Constraints Are Good: Python's Metadata Dilemma

PaulHoule · 9 months ago

Eggs are dying out, pointed out by this 2 year old blog post:

https://about.scarf.sh/post/python-wheels-vs-eggs

The metadata problem is related to the problem that pip had an unsound resolution algorithm based on "try to resolve something optimistically and hope it works when you get stuck and try to backtrack".

I did a lot of research along the line that led to uv 5 years ago and came to the conclusion that installing out of wheels you can set up a SMT problem the same way maven does and solve it right the first time. They had a PEP to publish metadata files for wheels in PyPi but I'd built something before that could suck the metadata out of a wheel with just 3 http range requests. I believed that any given project might depend on a legacy egg and in those cases you can build that egg into a wheel via a special process and store it in a private repo (a must for the perfect Python build system)

the_mitsuhiko · 9 months ago

The metadata problem is unrelated to eggs. Eggs haven’t played much of a role in a long time but the metadata system still exists.

Range requests are used by both uv and pip if the index supports it, but they have to make educated guesses about how reliable that metadata is.

The main problem are local packages during development and source distributions.

PaulHoule · 9 months ago

Back in the case of eggs you couldn't count on having the metadata until you ran setup.py which forced pip to be unreliable because so much stuff got installed and uninstalled in the process of a build.

There is a need for a complete answer for dev and private builds, I'll grant that. Private repos like we are used to in maven would help.

m463 · 9 months ago

https://en.wikipedia.org/wiki/Satisfiability_modulo_theories

TheCleric · 9 months ago

    Maybe the solution will be for tools like uv or poetry to warn if dynamic metadata is used and strongly discourage it. Then over time the users of packages that use dynamic metadata will start to urge the package authors to stop using it.

I wouldn’t bet on this one. I know a lot of python package maintainers who would likely rather kill their project than to adapt to a standard they don’t like.
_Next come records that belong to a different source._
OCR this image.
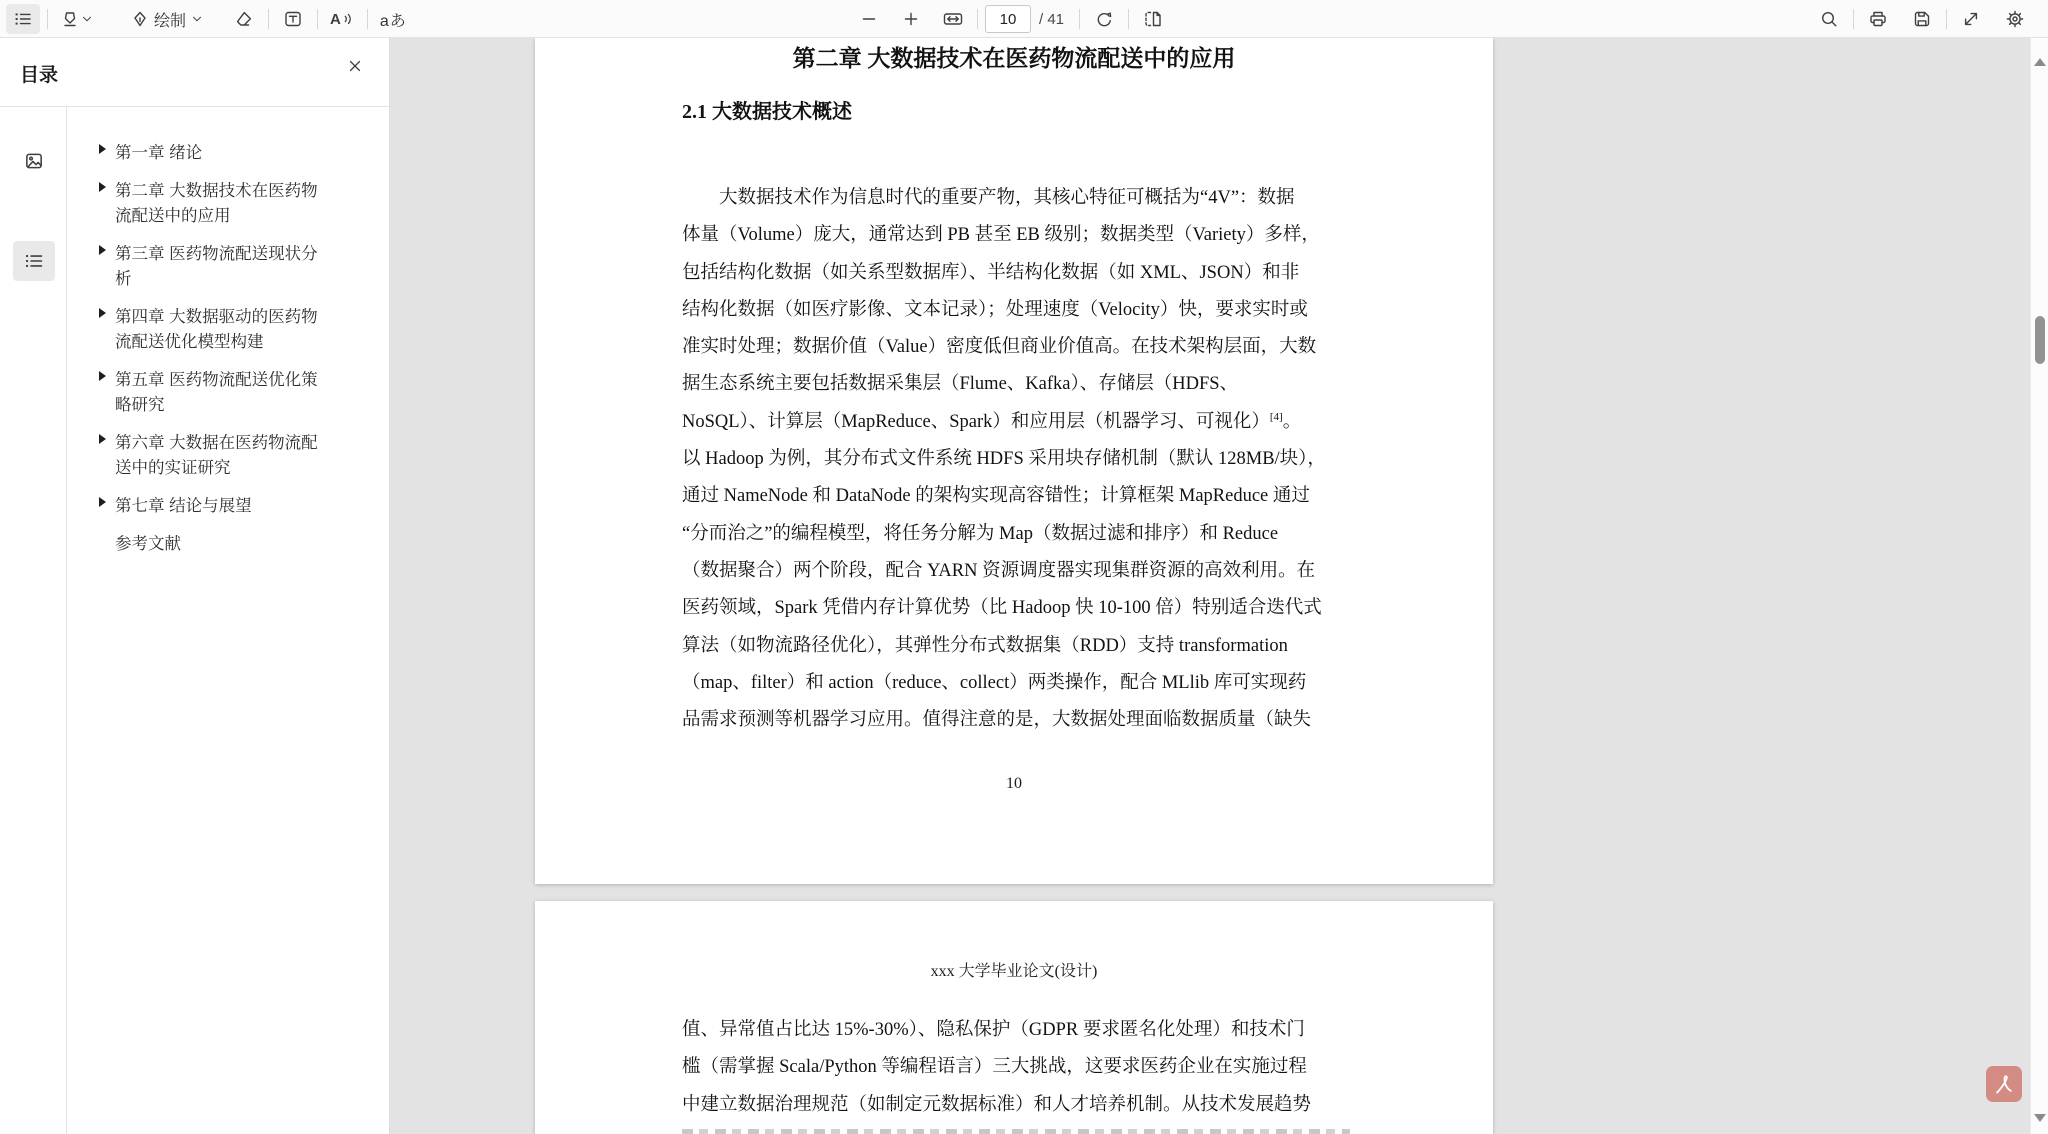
绘制	A aあ
10	/ 41
第二章 大数据技术在医药物流配送中的应用
2.1 大数据技术概述
大数据技术作为信息时代的重要产物，其核心特征可概括为“4V”：数据
体量（Volume）庞大，通常达到 PB 甚至 EB 级别；数据类型（Variety）多样，
包括结构化数据（如关系型数据库）、半结构化数据（如 XML、JSON）和非
结构化数据（如医疗影像、文本记录）；处理速度（Velocity）快，要求实时或
准实时处理；数据价值（Value）密度低但商业价值高。在技术架构层面，大数
据生态系统主要包括数据采集层（Flume、Kafka）、存储层（HDFS、
NoSQL）、计算层（MapReduce、Spark）和应用层（机器学习、可视化）[4]。
以 Hadoop 为例，其分布式文件系统 HDFS 采用块存储机制（默认 128MB/块），
通过 NameNode 和 DataNode 的架构实现高容错性；计算框架 MapReduce 通过
“分而治之”的编程模型，将任务分解为 Map（数据过滤和排序）和 Reduce
（数据聚合）两个阶段，配合 YARN 资源调度器实现集群资源的高效利用。在
医药领域，Spark 凭借内存计算优势（比 Hadoop 快 10-100 倍）特别适合迭代式
算法（如物流路径优化），其弹性分布式数据集（RDD）支持 transformation
（map、filter）和 action（reduce、collect）两类操作，配合 MLlib 库可实现药
品需求预测等机器学习应用。值得注意的是，大数据处理面临数据质量（缺失
10
xxx 大学毕业论文(设计)
值、异常值占比达 15%-30%）、隐私保护（GDPR 要求匿名化处理）和技术门
槛（需掌握 Scala/Python 等编程语言）三大挑战，这要求医药企业在实施过程
中建立数据治理规范（如制定元数据标准）和人才培养机制。从技术发展趋势
目录
第一章 绪论
第二章 大数据技术在医药物流配送中的应用
第三章 医药物流配送现状分析
第四章 大数据驱动的医药物流配送优化模型构建
第五章 医药物流配送优化策略研究
第六章 大数据在医药物流配送中的实证研究
第七章 结论与展望
参考文献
For example see flake8’s stance on even supporting pyproject.toml files which have been the standard for years: https://github.com/PyCQA/flake8/issues/234#issuecomment-8128...

I know because I’m the one that added pyproject.toml support to mypy 3.5 years ago. Python package developers can rival Linux kernel maintainers for resistance to change.

Deleted Comment

lyu07282 · 9 months ago

> The challenge with dynamic metadata in Python is vast, but unless you are writing a resolver or packaging tool, you're not going to experience the pain as much.

But that is by choice, I as a user, am forced to debug this pile of garbage whenever things go wrong, so in a way it's even worse for users. It's a running joke in the machine learning community that the hard part about machine learning is having to deal with python packages.

pdonis · 9 months ago

A lot of the problem seems to be driven by a desire to have editable installs. I personally have never understood why having editable installs is such an important need. When I'm working on a Python package and need to test something, I just run

python -m pip install --user <package_name>

and I now have a local installation that I can use for testing.

the_mitsuhiko · 9 months ago

That would you require to make re-installations if your local app you develop against after every code change. Very few people will want to do that and it’s potentially very slow.

It’s also a step not needed by most other ecosystems.

pdonis · 9 months ago

> It’s also a step not needed by most other ecosystems.

From what I can gather, most other ecosystems don't even have the problem under discussion.

bheadmaster · 9 months ago

Go (a.k.a. Golang), with its network-first import system (i.e. import "example.org/foo/bar"), has solved the problem in a surprisingly simple way. You just add a "replace" directive in a go.mod file and you can point your import (and all child imports) to any directory on the filesystem.

pdonis · 9 months ago

> it’s potentially very slow.

Potentially, perhaps. But it's certainly not for the cases where I use it: a pure python package, whose dependencies are already installed and are not changing (only the package itself is). Under those conditions, the command line I gave takes a couple of seconds to run.

raoulj · 9 months ago

Yeah. It's too slow. Editable installs make application development much faster.

taeric · 9 months ago

I am curious how Python got into this situation. Was it largely taking the path of least resistance to more and more adoption?

I get that Python is, strictly speaking, an older language. But, it isn't like these are at all new considerations.

the_mitsuhiko · 9 months ago

Classic case of lack of constraints early on. Once people use all that power you end up with a mess.